Peterborough / Wilton
School concussion policies evolving
Changes in state law last year had school districts reviewing how they handle head injuries among their high school athletes. Now, a new bill signed into law in May will have them looking at how those same injuries can affect younger students as well.
Gov. Maggie Hassan signed HB 180 into law on May 16. The bill amends RSA 200:49-51, which has been in effect since August 2012; it outlines procedures a school must go through when a student athlete is suspected of having sustained a head injury. The law, which previously only applied to students in high schoolers, stipulates that if it is suspected that a student athlete has a concussion or head injury in a practice or game, he or she will be removed from play immediately, and will not return to play that same day or until they are evaluated and cleared by a health care provider. In addition to medical approval, the student must also have parental permission to return to play. The law will go into effect Monday, 30 days after it was passed.
HB 180 didn’t change any of the procedures outlined in that RSA — only to whom the law applies. Now, all student athletes from the fourth grade and on are covered by the law. The bill also clarifies that student sports includes intramural sports programs conducted outside the regular teaching day, or competitive athletic programs between schools.

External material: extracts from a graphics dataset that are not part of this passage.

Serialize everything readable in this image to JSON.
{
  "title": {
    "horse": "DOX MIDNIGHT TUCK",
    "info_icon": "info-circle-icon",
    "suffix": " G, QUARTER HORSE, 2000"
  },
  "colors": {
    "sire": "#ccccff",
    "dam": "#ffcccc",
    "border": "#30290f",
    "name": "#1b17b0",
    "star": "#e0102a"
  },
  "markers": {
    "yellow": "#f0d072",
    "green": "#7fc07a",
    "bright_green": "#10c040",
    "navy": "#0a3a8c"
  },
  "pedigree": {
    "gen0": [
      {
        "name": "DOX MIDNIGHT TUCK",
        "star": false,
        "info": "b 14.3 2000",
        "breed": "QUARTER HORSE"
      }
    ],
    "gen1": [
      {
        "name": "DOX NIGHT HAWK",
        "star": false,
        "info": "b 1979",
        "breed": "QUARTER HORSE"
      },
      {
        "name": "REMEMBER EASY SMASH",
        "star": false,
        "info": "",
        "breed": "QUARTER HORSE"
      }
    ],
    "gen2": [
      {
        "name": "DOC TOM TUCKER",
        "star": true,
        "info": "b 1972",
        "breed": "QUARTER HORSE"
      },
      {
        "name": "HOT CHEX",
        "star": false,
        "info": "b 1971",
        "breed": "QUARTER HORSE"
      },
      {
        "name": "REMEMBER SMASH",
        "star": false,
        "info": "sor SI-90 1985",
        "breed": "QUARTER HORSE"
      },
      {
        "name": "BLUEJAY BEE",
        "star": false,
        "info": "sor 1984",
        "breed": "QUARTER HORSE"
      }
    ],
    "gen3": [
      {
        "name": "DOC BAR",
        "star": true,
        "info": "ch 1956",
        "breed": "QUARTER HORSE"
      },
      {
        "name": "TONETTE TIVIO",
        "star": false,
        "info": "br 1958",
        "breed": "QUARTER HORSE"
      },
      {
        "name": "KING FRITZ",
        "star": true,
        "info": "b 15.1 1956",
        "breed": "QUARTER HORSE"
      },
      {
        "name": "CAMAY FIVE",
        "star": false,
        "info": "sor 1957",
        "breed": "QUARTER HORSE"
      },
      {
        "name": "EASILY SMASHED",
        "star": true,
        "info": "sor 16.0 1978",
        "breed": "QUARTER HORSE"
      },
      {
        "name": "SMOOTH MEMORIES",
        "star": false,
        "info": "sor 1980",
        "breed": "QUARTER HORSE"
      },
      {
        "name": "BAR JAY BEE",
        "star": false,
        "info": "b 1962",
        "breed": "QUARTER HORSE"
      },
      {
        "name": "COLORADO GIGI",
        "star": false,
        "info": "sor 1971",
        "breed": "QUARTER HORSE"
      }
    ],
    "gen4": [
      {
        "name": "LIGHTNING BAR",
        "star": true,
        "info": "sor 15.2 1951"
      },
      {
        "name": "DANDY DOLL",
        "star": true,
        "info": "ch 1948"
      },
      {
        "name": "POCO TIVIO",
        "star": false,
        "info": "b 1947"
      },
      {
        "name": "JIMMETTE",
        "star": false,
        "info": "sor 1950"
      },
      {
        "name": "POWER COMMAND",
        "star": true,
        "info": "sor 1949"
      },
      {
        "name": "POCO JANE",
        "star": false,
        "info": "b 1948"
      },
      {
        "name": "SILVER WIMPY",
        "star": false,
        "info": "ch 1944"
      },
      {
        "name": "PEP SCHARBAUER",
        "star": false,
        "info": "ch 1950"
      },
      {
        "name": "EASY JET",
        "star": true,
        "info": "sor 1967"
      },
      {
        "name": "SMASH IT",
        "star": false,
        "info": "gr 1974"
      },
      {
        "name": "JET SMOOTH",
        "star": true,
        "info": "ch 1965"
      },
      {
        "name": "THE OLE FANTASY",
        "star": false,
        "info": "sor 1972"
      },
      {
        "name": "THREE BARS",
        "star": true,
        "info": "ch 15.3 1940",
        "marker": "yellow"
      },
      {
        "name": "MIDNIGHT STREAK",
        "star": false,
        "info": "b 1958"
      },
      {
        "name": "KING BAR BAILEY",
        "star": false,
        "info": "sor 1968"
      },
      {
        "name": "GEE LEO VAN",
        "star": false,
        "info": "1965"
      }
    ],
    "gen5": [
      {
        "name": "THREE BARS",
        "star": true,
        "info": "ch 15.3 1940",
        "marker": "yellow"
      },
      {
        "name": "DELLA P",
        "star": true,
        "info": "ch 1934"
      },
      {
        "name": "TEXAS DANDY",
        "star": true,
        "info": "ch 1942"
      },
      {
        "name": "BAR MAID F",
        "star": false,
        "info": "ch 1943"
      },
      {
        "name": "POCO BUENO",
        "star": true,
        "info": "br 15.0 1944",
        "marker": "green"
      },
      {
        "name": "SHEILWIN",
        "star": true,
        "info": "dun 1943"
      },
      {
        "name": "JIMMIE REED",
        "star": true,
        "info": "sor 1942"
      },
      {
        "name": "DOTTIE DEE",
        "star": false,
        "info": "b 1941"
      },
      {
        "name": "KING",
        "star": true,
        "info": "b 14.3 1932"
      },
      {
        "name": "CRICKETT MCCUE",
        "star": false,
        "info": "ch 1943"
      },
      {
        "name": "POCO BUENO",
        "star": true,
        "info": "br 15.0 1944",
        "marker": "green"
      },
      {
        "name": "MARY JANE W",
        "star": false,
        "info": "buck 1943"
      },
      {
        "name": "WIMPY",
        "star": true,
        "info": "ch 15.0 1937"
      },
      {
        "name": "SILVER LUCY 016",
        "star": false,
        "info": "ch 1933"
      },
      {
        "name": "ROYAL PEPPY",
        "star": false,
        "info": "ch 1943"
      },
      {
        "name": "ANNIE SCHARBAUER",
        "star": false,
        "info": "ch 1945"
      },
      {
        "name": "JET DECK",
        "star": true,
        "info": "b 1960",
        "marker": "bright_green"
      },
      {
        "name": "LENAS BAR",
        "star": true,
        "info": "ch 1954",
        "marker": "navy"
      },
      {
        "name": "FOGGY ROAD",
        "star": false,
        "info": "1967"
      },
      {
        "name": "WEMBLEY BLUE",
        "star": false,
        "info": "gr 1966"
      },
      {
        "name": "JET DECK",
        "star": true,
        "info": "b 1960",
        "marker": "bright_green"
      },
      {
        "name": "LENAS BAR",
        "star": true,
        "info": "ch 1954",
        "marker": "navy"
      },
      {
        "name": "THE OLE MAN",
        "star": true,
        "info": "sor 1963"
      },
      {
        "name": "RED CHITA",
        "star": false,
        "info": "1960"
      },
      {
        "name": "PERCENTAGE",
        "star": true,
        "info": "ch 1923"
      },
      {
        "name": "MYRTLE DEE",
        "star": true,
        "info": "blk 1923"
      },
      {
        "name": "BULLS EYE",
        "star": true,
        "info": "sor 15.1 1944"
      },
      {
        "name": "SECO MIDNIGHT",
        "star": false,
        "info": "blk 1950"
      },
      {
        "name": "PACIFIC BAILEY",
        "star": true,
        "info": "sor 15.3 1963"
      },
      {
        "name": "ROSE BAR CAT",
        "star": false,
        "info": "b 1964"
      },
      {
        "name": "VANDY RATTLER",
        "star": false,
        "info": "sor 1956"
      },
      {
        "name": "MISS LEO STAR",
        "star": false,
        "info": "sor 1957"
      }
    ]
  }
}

Butch Estey, the ConVal School Board chair, said in an interview Tuesday that the School Board is aware of the changing law and is working with the ConVal Athletic Department to update the district’s existing concussion policy.
“We’re very aware of it,” said Estey. “A young mind is very fragile. We have to be prepared for injuries and our rules have to be prepared . Athletics is a big part of the school, and we want to be sure we make it as safe as possible. Anything that makes it better for the kids, any School Board is going to vote for that change.”
Estey said high school athletes now are more aware of the dangers of head injuries, and are more likely to report a knock on the head than a younger student who might not be as aware of the dangers. It’s up to the school to ensure that the trainers and coaches who will be on site for games and practices receive the necessary training to recognize the red flags.
“Ongoing training is a must,” said Estey.
The Wilton-Lyndeborough Cooperative School District took steps to include young students in their concussion policy when the law changed back in August, said WLC School Board Chair Geoff Brock in an interview Wednesday.
“When we were looking at the policy, we said, ‘Why are we protecting only the older people?’” Brock recalled. “So our policy includes all students within the district. As far as what the state has done with updating the law, we agree.”
In fact, Brock said, he wasn’t sure why the law hadn’t included all students, and only covered injuries that occur during sporting activities. The existing WLC policy includes any head injury that occurs on school grounds. “You can get a concussion doing any number of activities,” Brock said. “It doesn’t matter how you get the concussion, [the district] wants to know how to respond.”
WLC will have to update the procedure portion of their policy, which quotes the RSA, to reflect the state changes, but the overall way the district handles concussions won’t change, Brock noted. WLC’s policy is stricter than the state requires, not allowing students to resume sports activity after a head injury until cleared by a doctor.
The state law prohibits only return to activity the same day without clearance.